= Oregon State Board of Geologist Examiners =

The Oregon State Board of Geologist Examiners (OSBGE) is an agency of the U.S. state of Oregon. Administrative support for the board is provided by the Oregon Department of Consumer and Business Services.

The mission of the Oregon State Board of Geologist Examiners is to help assure the safety, health, and welfare of Oregonians with regard to the public practice of geology through:

1. Licensing of those engaged in the public practice of geology
2. Response to complaints from the public and members of the profession
3. Public education directed at appropriate regulatory communities
4. Cooperation with closely related Boards and Commissions
5. Attention to ethics
6. Systematic outreach to counties, cities, and registrants

The Governor of Oregon appoints members of the Oregon State Board of Geologist Examiners. The board consists of four geologists and one public member. The Governor may remove any member of the board for misconduct, incompetence, neglect of duty, or any other sufficient cause.

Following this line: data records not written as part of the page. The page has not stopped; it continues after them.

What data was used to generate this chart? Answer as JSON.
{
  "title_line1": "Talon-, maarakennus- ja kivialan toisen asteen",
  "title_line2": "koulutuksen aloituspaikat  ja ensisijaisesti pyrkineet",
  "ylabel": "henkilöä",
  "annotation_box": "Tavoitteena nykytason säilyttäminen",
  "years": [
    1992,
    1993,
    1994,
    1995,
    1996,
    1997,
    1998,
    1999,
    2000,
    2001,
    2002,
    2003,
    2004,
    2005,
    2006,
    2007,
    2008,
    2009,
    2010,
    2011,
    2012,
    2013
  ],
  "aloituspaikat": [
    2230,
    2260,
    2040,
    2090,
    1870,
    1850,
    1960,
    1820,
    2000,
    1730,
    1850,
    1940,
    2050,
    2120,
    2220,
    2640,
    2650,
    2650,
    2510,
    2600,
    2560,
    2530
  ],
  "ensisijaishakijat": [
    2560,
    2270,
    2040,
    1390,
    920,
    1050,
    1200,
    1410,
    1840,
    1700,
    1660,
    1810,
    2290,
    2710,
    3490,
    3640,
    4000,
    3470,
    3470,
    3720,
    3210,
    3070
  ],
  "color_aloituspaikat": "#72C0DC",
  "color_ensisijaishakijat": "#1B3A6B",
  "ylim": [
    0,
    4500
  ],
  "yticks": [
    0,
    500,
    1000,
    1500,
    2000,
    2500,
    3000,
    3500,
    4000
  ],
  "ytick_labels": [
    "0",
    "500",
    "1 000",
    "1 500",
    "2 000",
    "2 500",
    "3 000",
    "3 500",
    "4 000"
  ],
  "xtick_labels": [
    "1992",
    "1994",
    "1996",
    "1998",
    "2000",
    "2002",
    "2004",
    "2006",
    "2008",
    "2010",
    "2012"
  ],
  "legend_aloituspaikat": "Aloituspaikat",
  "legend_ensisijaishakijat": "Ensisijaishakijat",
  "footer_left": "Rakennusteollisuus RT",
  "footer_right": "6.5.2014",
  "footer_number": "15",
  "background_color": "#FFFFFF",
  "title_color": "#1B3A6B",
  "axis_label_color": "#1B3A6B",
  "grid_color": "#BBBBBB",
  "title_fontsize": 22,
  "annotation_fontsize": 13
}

Each member of the board is a citizen of the United States. The member is also required to have been a resident of Oregon for one year preceding appointment. Insofar as possible, the board is composed of members having diverse geological specialties, including at least one engineering geologist.

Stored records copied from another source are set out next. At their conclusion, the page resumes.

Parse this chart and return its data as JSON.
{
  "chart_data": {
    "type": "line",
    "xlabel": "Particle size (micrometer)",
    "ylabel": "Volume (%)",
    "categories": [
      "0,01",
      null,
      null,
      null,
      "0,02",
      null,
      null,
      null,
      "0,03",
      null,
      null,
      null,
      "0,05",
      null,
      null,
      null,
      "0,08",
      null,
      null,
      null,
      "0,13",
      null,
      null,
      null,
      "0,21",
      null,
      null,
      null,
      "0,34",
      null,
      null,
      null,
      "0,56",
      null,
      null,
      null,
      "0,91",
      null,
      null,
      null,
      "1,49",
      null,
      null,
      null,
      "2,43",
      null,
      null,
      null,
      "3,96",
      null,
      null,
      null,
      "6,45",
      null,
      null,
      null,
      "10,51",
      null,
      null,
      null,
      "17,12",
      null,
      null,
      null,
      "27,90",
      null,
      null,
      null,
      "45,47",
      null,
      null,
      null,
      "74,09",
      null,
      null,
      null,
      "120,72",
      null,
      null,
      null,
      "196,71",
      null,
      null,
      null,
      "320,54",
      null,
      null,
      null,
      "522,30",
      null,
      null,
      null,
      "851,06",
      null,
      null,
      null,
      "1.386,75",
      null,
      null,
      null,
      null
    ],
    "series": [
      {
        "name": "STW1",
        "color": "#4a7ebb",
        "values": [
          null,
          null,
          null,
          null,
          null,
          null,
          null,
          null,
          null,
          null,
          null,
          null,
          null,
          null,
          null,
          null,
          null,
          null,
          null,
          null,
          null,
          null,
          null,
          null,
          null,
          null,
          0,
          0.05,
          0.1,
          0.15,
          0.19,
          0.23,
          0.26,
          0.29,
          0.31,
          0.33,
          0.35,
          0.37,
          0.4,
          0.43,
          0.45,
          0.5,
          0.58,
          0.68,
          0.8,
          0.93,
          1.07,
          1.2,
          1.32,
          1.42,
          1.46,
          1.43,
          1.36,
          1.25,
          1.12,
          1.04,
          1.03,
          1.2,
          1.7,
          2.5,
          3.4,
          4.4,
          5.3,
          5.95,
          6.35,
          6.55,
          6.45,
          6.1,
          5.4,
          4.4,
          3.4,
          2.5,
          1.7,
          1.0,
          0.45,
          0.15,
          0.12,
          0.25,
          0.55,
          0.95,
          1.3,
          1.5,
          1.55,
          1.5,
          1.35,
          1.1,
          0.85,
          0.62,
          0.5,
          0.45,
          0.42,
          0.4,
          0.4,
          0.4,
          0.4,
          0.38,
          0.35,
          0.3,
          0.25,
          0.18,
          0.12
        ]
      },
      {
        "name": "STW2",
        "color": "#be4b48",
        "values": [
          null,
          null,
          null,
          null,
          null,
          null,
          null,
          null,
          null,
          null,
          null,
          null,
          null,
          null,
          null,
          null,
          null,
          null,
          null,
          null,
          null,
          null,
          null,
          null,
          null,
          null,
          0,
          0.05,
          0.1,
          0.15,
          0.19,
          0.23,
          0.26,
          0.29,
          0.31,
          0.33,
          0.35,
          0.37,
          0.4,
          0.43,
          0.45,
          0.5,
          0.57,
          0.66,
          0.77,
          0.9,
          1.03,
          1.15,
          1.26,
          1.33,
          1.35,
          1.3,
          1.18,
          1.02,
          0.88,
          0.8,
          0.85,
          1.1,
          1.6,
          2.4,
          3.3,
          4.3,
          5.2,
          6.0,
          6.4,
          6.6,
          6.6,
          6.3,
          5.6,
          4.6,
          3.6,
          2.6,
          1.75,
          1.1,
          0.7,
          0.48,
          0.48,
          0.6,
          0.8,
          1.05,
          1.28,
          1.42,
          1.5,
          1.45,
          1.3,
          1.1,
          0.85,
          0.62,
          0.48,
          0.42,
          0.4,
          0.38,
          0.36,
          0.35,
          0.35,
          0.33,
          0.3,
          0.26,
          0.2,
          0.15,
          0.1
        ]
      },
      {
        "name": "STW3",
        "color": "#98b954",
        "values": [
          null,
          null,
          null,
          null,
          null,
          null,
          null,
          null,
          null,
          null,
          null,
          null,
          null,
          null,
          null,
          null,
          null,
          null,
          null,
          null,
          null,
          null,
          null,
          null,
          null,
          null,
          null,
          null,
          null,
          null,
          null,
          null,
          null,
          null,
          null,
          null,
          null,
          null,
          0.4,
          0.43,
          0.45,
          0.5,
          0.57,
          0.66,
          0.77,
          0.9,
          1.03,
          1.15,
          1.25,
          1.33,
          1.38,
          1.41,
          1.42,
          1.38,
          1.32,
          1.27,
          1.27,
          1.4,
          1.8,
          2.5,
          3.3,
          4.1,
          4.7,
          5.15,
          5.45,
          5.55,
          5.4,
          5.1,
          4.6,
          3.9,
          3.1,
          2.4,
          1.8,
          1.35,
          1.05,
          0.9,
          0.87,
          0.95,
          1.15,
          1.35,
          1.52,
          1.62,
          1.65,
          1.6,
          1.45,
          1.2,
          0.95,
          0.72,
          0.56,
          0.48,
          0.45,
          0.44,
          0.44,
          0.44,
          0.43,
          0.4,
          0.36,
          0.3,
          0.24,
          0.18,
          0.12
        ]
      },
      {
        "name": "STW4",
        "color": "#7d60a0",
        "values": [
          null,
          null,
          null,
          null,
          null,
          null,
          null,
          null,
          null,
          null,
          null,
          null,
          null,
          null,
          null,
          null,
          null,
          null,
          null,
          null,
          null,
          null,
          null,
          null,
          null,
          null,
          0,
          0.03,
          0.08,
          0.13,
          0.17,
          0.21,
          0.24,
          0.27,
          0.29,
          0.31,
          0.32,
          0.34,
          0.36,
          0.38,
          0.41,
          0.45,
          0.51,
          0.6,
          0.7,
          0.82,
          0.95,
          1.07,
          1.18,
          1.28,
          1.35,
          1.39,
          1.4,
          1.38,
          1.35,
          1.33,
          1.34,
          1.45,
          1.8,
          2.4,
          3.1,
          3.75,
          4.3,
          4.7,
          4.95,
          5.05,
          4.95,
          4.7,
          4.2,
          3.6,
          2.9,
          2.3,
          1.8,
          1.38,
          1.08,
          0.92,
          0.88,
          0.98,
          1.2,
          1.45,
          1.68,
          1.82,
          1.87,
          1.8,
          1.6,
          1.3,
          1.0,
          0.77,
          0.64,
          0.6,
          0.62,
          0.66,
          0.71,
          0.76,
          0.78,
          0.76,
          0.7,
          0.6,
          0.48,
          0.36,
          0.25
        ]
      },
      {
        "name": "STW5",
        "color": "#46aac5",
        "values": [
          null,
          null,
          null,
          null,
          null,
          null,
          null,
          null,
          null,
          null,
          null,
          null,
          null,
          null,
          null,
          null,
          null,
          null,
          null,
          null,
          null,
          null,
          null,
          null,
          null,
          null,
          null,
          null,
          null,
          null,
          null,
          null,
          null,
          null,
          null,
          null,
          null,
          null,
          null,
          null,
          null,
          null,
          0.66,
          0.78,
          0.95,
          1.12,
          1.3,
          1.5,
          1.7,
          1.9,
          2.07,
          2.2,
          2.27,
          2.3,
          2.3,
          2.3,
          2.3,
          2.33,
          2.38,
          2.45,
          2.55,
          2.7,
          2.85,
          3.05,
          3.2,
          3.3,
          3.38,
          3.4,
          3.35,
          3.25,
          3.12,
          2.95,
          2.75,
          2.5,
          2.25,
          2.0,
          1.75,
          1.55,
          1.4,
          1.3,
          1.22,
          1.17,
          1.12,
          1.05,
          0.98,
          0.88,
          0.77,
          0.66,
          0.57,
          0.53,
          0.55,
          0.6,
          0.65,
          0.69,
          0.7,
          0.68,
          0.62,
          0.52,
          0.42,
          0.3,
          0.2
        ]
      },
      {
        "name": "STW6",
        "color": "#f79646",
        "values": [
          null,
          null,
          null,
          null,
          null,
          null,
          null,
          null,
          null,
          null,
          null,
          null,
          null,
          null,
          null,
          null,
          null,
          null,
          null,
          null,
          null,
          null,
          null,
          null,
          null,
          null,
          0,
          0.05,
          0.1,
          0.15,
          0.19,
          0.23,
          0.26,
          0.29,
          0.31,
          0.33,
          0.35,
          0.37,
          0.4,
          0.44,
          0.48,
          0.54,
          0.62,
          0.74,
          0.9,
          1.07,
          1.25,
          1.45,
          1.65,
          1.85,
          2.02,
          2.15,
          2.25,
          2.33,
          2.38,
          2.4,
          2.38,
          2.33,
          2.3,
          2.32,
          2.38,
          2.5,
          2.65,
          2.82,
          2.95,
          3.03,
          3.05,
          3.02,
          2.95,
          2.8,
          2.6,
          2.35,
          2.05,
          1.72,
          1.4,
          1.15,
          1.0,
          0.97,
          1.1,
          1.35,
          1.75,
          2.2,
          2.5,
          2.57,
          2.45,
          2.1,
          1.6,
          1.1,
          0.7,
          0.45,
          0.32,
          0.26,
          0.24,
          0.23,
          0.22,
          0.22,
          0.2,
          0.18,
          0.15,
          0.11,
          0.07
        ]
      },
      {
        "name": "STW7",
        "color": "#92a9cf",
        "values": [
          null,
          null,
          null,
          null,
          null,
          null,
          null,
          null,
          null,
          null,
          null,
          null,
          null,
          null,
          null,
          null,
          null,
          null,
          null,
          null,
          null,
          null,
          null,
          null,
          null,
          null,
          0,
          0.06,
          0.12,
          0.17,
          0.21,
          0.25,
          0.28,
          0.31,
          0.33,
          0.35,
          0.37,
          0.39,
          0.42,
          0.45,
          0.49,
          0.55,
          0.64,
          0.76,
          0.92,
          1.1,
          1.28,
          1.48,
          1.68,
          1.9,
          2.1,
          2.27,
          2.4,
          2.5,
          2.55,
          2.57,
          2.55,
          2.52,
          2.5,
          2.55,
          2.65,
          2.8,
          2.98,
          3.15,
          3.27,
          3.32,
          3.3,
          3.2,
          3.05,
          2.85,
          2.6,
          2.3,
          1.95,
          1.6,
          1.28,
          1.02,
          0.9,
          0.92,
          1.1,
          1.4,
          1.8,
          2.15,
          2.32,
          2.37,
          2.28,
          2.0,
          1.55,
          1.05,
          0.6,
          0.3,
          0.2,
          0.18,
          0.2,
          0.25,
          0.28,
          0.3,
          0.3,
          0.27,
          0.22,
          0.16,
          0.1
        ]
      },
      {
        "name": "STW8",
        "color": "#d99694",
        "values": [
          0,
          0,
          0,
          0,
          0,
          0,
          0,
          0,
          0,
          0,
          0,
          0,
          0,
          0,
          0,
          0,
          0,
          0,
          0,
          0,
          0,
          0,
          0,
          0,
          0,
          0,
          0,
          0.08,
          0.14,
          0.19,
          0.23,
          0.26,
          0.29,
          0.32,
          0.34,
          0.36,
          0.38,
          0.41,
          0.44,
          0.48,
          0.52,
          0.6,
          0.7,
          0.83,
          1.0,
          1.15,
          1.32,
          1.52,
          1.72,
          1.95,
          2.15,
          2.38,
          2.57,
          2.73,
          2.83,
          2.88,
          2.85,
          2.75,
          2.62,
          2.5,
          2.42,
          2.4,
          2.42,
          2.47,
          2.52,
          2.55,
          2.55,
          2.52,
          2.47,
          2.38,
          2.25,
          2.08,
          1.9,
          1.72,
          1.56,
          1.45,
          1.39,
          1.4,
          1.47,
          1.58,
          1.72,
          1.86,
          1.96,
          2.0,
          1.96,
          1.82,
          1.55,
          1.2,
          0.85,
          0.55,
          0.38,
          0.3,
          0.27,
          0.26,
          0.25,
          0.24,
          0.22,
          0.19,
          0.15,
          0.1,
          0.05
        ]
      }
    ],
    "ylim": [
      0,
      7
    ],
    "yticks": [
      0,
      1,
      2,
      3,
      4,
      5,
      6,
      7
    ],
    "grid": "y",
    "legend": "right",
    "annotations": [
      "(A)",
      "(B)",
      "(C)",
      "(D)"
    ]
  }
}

A member of the board holds office until the expiration of the term for which appointed or until their successor has been appointed. Board members are appointed for a term of three years. No person shall serve as a member of the board for more than two consecutive three-year terms.

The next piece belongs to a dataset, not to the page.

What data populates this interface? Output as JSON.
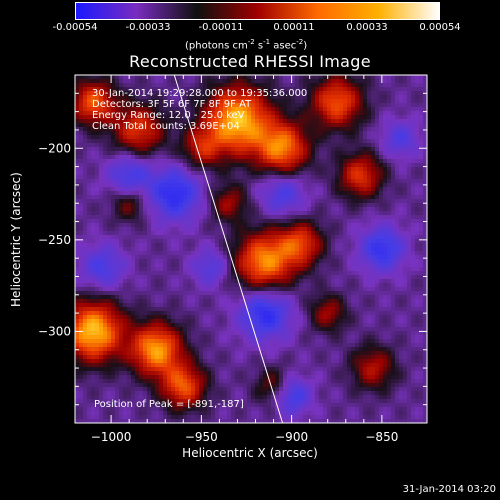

The State Geologist is an ex officio member of the board.

Geology registration in Oregon was signed into law on July 21, 1977 by Governor Bob Straub. The signed registration bill (House Bill 2288) became law in October 1977. The registration act included registration of Geologists In Training (GIT), Registered Geologists (RG), and Certified Engineering Geologists (CEG). Grandparenting was initially established for one year in 1978, after that testing of qualified applicants was required.